Speech recognition becomes more successful when the user learns the range of appropriate grammar. It also works better when the range of choices is limited. The less open-ended the input, the better the speech engine can analyze the acoustic information input.
Microsoft Agent includes several built-in provisions that increase the success of speech input. The first is the Commands Window displayed when the user says, "Open Commands Window," or "What can I say?" (or when the user chooses Open Commands Window from the character's pop-up menu). The Command Window serves as a visual guide to the active grammar of the speech engine. It also reduces recognition errors by activating only the speech grammar of the input-active application and Microsoft Agent's global commands. Therefore, the active grammar of the speech engine applies to the immediate context. For more information on the Commands Window, see Microsoft Agent Programming Interface Overview.
When you create Microsoft Agent voice-enabled commands, you can author the caption text that appears in Commands Window as well as its voice text (grammar), the words that the engine should use for matching this command. Always try to make your commands as distinctive as possible. The greater the difference between the wording of commands, especially for the voice text, the more likely the speech engine will be able to discriminate between spoken commands and provide an accurate match. Also avoid single-word or very short commands. Generally, more acoustic information in a spoken utterance gives the engine a better chance to make an accurate match.

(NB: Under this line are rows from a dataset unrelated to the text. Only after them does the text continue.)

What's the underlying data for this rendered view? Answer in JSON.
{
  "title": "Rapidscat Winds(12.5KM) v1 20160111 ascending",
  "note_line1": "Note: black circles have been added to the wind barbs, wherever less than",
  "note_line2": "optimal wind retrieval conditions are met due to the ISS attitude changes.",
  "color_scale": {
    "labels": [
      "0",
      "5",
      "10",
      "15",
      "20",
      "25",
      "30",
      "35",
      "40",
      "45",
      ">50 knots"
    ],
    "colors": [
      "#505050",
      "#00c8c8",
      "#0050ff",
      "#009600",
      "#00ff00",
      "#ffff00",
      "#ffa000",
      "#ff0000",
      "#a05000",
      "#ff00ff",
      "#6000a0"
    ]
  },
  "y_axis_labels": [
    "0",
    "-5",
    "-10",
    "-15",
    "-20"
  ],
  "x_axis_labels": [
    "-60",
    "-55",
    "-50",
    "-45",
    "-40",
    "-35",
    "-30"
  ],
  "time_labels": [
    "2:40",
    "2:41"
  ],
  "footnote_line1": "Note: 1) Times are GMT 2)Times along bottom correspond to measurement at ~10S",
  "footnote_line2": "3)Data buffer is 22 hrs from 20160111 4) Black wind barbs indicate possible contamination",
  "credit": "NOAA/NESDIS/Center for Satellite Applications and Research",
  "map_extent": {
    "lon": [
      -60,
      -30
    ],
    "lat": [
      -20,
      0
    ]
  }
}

When defining the voice text for a command, provide a reasonable variety of wording. Requests that mean the same thing can be phrased very differently, as illustrated in the following example:
Add some pepperoni.
I'd like some pepperoni.
Could you add some pepperoni?
Pepperoni, please.
Microsoft Agent enables you to easily specify alternatives or optional words for the voice grammar for your application. You enclose alternative words or phrases between parentheses, separated by a vertical bar character. You can define optional words by enclosing them between square bracket characters. You can also nest alternatives or optional words. In addition, you can also use an ellipsis (…) in voice text as a placeholder for any word. However, using ellipses too frequently may make it more difficult for the engine to distinguish between different voice commands. In any case, always make sure that your voice text includes at least one distinctive word for each command that is not optional. Typically, this should match a word or words in the caption text you define that appears in the Commands Window.
Although you can include symbols, punctuation, or abbreviations in your caption text, avoid them in your voice text. Many speech recognition engines cannot handle symbols and abbreviations or may use them to set special input parameters. In addition, spell out numbers. This also ensures more reliable recognition support.
You can also use directive prompts to avoid open-ended input. Directive prompts implicitly reference the choices or explicitly state them, as shown in the following examples:
What do you want? Too general, an open-ended request
Choose a pizza style or ingredient. Good, if choices are visible, but still general
Say "Hawaiian," "Chicago," or "The Works." Better, an explicit directive with specific options
This guides the user toward issuing a valid command. By suggesting the words or phrase, you are more likely to elicit expected wording in return. To avoid unnatural repetitiveness, change the wording or shorten the original for subsequent presentation as the user becomes more experienced with the input style. Directive prompts can also be used in situations where the user fails to issue a command within a prescribed time or fails to provide an expected command. Directive prompts can be provided using speech output, your application interfaces, or both. The key is helping the user know the appropriate choices.
Wording influences the success of a prompt. For example, the prompt, "Would you like to order your pizza?" could generate either a "Yes" or "No" response, but it might also generate an order request. Define prompts to be non-ambiguous or be prepared to accept a larger variety of possible responses. In addition, note the tendency for people to mimic words and constructs they hear. This can often be used to help evoke an appropriate response as in the following example:
User: Show me all messages from Paul.
Character: Do you mean Paul Allen or Paul Maritz?
This is more likely to elicit the full name of one of the parties with the possible prefix of "I mean" or "I meant."
Because Microsoft Agent characters operate within the visual interface of Windows, you can use visual elements to provide directive prompts for speech input. For example, you can have the character gesture at a list of choices and request that the user select one, or display choices in a dialog box or message window. This has two benefits: it explicitly suggests the words you want the user to speak and it provides an alternate way for the user to reply.
You can also use other modes of interaction to subtly suggest to users the appropriate speech grammar, as shown in the following example:
User: (Clicks Hawaiian-style pizza option with the mouse)
Character: Hawaiian-style pizza.
User: (Clicks Extra Cheese option with the mouse)
Character: Add "Extra Cheese."
Another important factor in successful speech input is cueing the user when the engine is ready for input, because many speech engines allow only a single utterance at a time. Microsoft Agent provides support for this in two ways. First, if the sound card supports MIDI, Microsoft Agent generates a brief tone to signal when the speech-input channel is available. Second, the Listening Tip window displays an appropriate text prompt when the character (speech engine) is listening for input. In addition, this tip displays what the engine heard.